I argue that if we structured our faith the way the earliest Christians did, these problems with the Bible would pose no threat to our confidence in Jesus being Lord and even to our confidence that the Bible is the inspired Word of God. The reason these problems destroy the faith of so many today — as it did my own faith for a while — is because evangelicals today don’t structure their faith the way they earliest Christians did.
The earliest disciples didn’t believe in Jesus because their scripture (the OT) proved to them that he was the Son of God. They were rather convinced by Jesus’ claims, his unique life of love, his distinctive authority, his unprecedented miracles, his self-sacrificial death, and especially his resurrection. Once they believed in Jesus, they looked for him and found him in their scripture. But they never would have been convinced that Jesus was Lord had they started with scripture alone.
Unfortunately, most evangelicals today are taught to do the opposite. They base their faith in Jesus’ Lordship (as well as everything else) on their belief that the Bible is the inspired Word of God. This is “unfortunate” because this way of structuring our faith leverages everything on the perfection of this book, forcing the Bible to carry more weight than it was ever meant to carry. Every single problem people find with scripture now threatens to undermine their faith.
Explain what you mean by contrasting a “cookbook” view of the Bible and a “novel” view of the Bible.
A “cookbook” model assumes everything in the Bible is equally authoritative—like when you read a cookbook, it doesn’t matter where you find the recipe you’re looking for. The location of the recipe is irrelevant to its meaning.
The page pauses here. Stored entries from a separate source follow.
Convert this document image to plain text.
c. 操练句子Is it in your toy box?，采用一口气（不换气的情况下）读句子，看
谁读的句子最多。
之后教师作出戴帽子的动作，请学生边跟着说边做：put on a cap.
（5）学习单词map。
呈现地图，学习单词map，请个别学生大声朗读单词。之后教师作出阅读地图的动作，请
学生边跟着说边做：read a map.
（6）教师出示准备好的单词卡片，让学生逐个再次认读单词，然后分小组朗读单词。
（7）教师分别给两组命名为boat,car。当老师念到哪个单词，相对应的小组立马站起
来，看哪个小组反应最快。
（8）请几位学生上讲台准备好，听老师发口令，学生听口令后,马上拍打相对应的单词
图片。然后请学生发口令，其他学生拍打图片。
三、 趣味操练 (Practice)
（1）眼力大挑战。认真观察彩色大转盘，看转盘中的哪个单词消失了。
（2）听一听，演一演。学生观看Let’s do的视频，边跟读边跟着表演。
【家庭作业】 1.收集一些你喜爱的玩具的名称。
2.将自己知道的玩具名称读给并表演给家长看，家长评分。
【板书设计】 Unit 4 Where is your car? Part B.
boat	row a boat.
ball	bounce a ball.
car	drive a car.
Things are very different when you read a detective novel, for example. For in a detective novel, things that mean nothing early on may take on great significance by what transpires later on. The story gets reframed as riddles get solved and further clues are unveiled as the story unfolds. It’s important for us to realize that the Bible is an unfolding story, and not entirely unlike a detective novel. As the story of God’s interactions with his people unfolds, we learn more and more what kind of God we’re dealing with and what his plans are for humanity. And the story culminates, in an extremely surprising way, in Jesus Christ.
On the one hand, Jesus fulfills all the promises made in the Old Testament, which is why Paul says that all God’s promises are “Amen” in Christ (2 Cor. 1:19-20). Yet, he fulfills these promises in a way that hardly anyone saw coming. For example, no one expected the Messiah to come as a humble servant, to inaugurate a kingdom that transcended all national boundaries, to command people to love their enemies rather than to conquer them, to allow himself to get crucified at the hands of his enemies, and to then rise again on the third day! So the Bible is an unfolding story with a remarkably surprising twist in the last chapter!
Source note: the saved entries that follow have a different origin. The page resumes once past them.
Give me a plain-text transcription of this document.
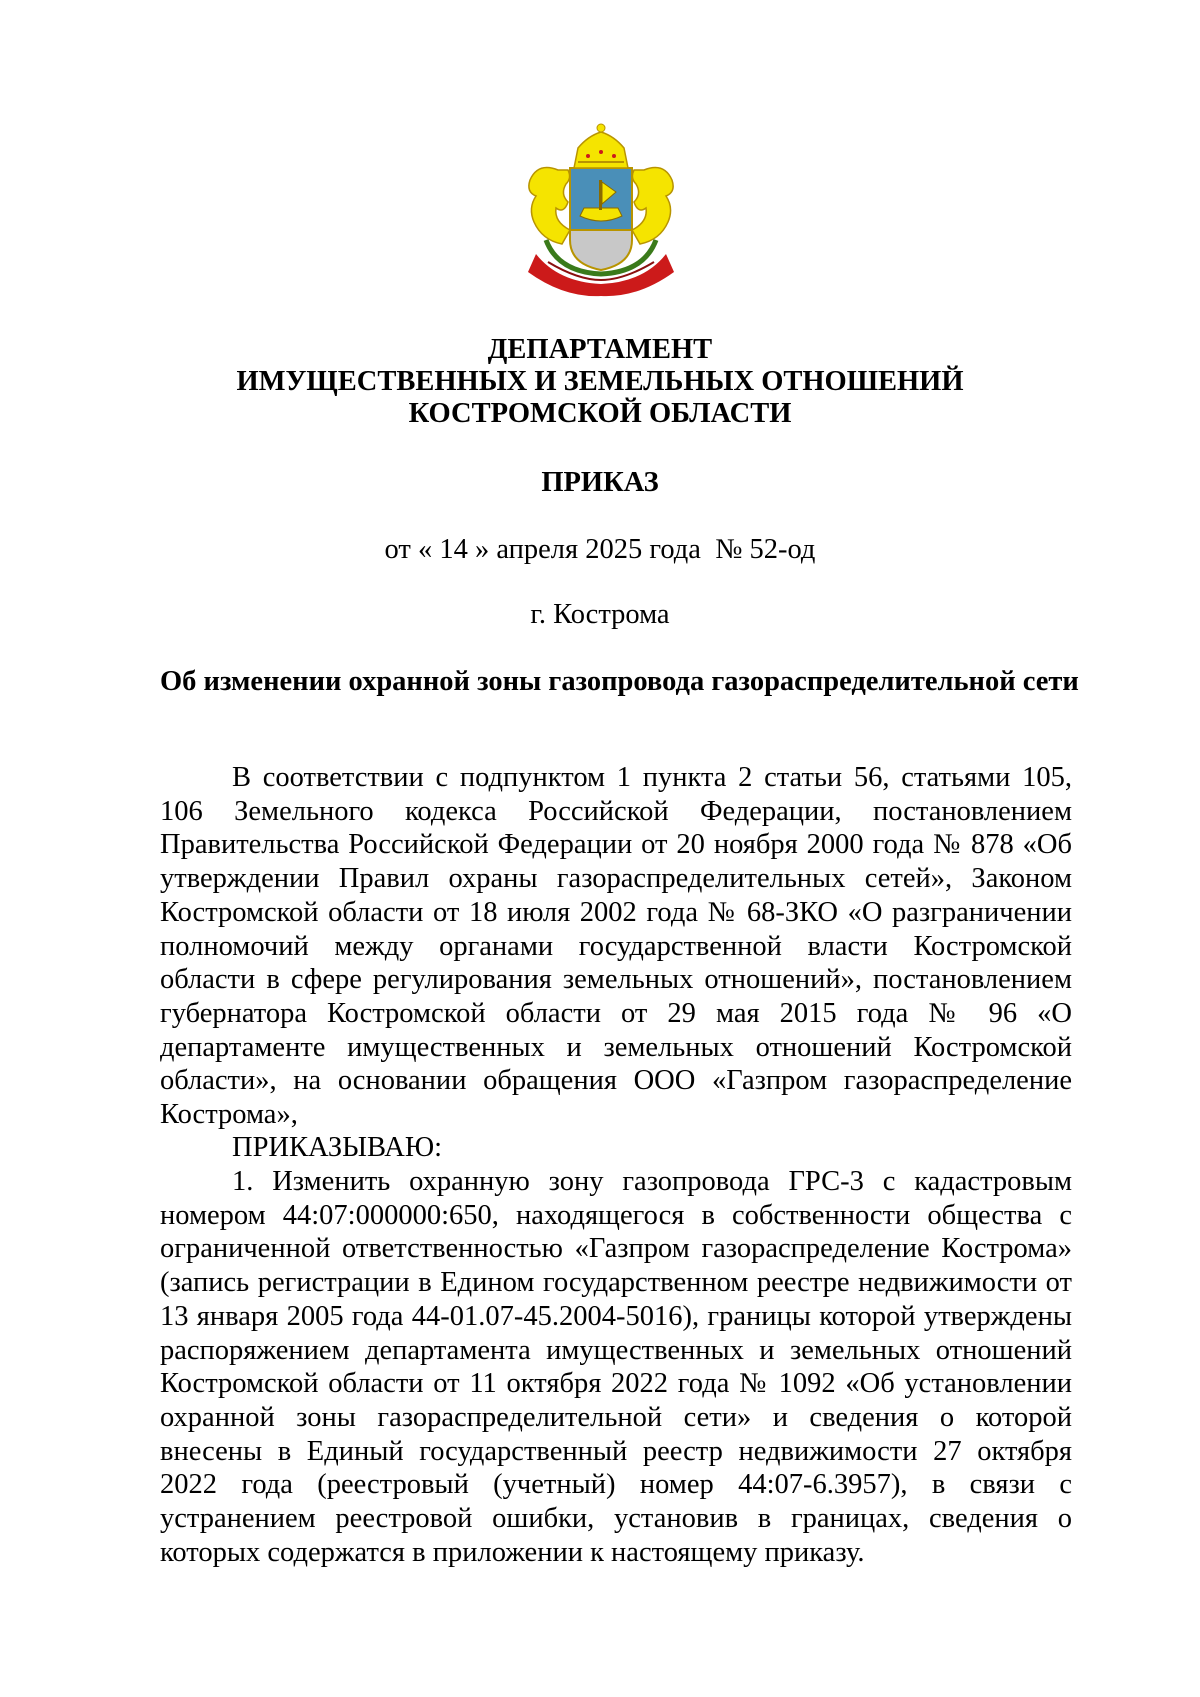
ДЕПАРТАМЕНТ
ИМУЩЕСТВЕННЫХ И ЗЕМЕЛЬНЫХ ОТНОШЕНИЙ
КОСТРОМСКОЙ ОБЛАСТИ
ПРИКАЗ
от « 14 » апреля 2025 года  № 52-од
г. Кострома
Об изменении охранной зоны газопровода газораспределительной сети
В соответствии с подпунктом 1 пункта 2 статьи 56, статьями 105, 106 Земельного кодекса Российской Федерации, постановлением Правительства Российской Федерации от 20 ноября 2000 года № 878 «Об утверждении Правил охраны газораспределительных сетей», Законом Костромской области от 18 июля 2002 года № 68-ЗКО «О разграничении полномочий между органами государственной власти Костромской области в сфере регулирования земельных отношений», постановлением губернатора Костромской области от 29 мая 2015 года № 96 «О департаменте имущественных и земельных отношений Костромской области», на основании обращения ООО «Газпром газораспределение Кострома»,
ПРИКАЗЫВАЮ:
1. Изменить охранную зону газопровода ГРС-3 с кадастровым номером 44:07:000000:650, находящегося в собственности общества с ограниченной ответственностью «Газпром газораспределение Кострома» (запись регистрации в Едином государственном реестре недвижимости от 13 января 2005 года 44-01.07-45.2004-5016), границы которой утверждены распоряжением департамента имущественных и земельных отношений Костромской области от 11 октября 2022 года № 1092 «Об установлении охранной зоны газораспределительной сети» и сведения о которой внесены в Единый государственный реестр недвижимости 27 октября 2022 года (реестровый (учетный) номер 44:07-6.3957), в связи с устранением реестровой ошибки, установив в границах, сведения о которых содержатся в приложении к настоящему приказу.
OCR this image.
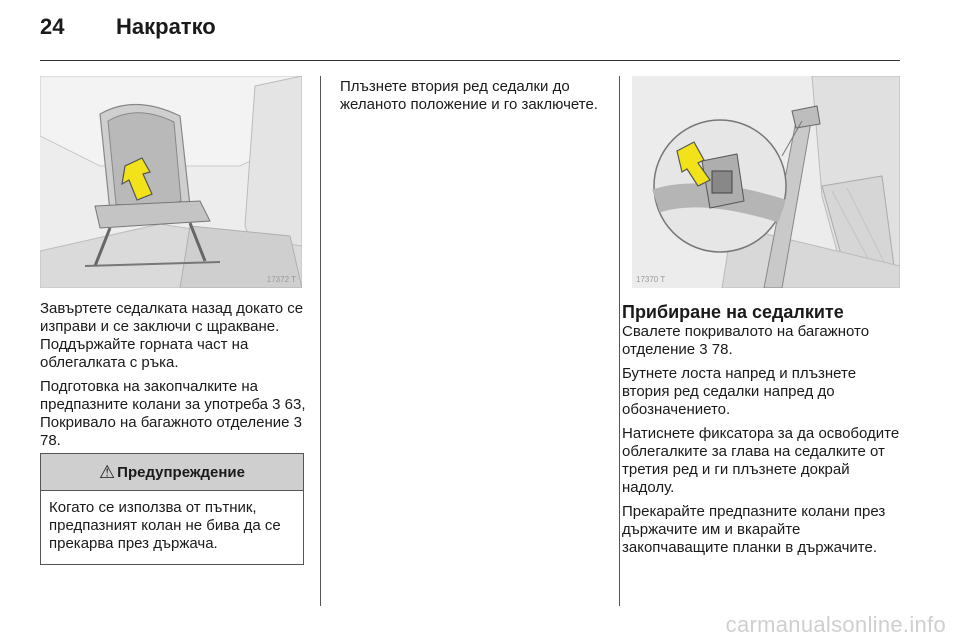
24 Накратко
17372 T	17370 T

Завъртете седалката назад докато се изправи и се заключи с щракване. Поддържайте горната част на облегалката с ръка.

Подготовка на закопчалките на предпазните колани за употреба 3 63, Покривало на багажното отделение 3 78.

⚠ Предупреждение
Когато се използва от пътник, предпазният колан не бива да се прекарва през държача.

Плъзнете втория ред седалки до желаното положение и го заключете.

Прибиране на седалките

Свалете покривалото на багажното отделение 3 78.

Бутнете лоста напред и плъзнете втория ред седалки напред до обозначението.

Натиснете фиксатора за да освободите облегалките за глава на седалките от третия ред и ги плъзнете докрай надолу.

Прекарайте предпазните колани през държачите им и вкарайте закопчаващите планки в държачите.

carmanualsonline.info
In fact, I submit that the story of God that we find in the Bible is a lot like the movie “The Sixth Sense” or “The Book of Eli,” in which the last minute of the movie reframes the entire movie. When Jesus shows up, everything that preceded him gets reframed and must be re-read in light of what he reveals about God and God’s expectations of his people.
What this means for us is that, to understand the Bible correctly, we must read it like the story book that it is, and we must read all of it in light of its surprise ending.
As I show in Benefit of the Doubt, acquiring this perspective on the Bible allows us to begin to make sense of some of the more offense parts of the OT (such as the portrait of God commanding genocide) while freeing us to not stumble over many of the things people today stumble over (such as minor discrepancies or historical inaccuracies found in Scripture).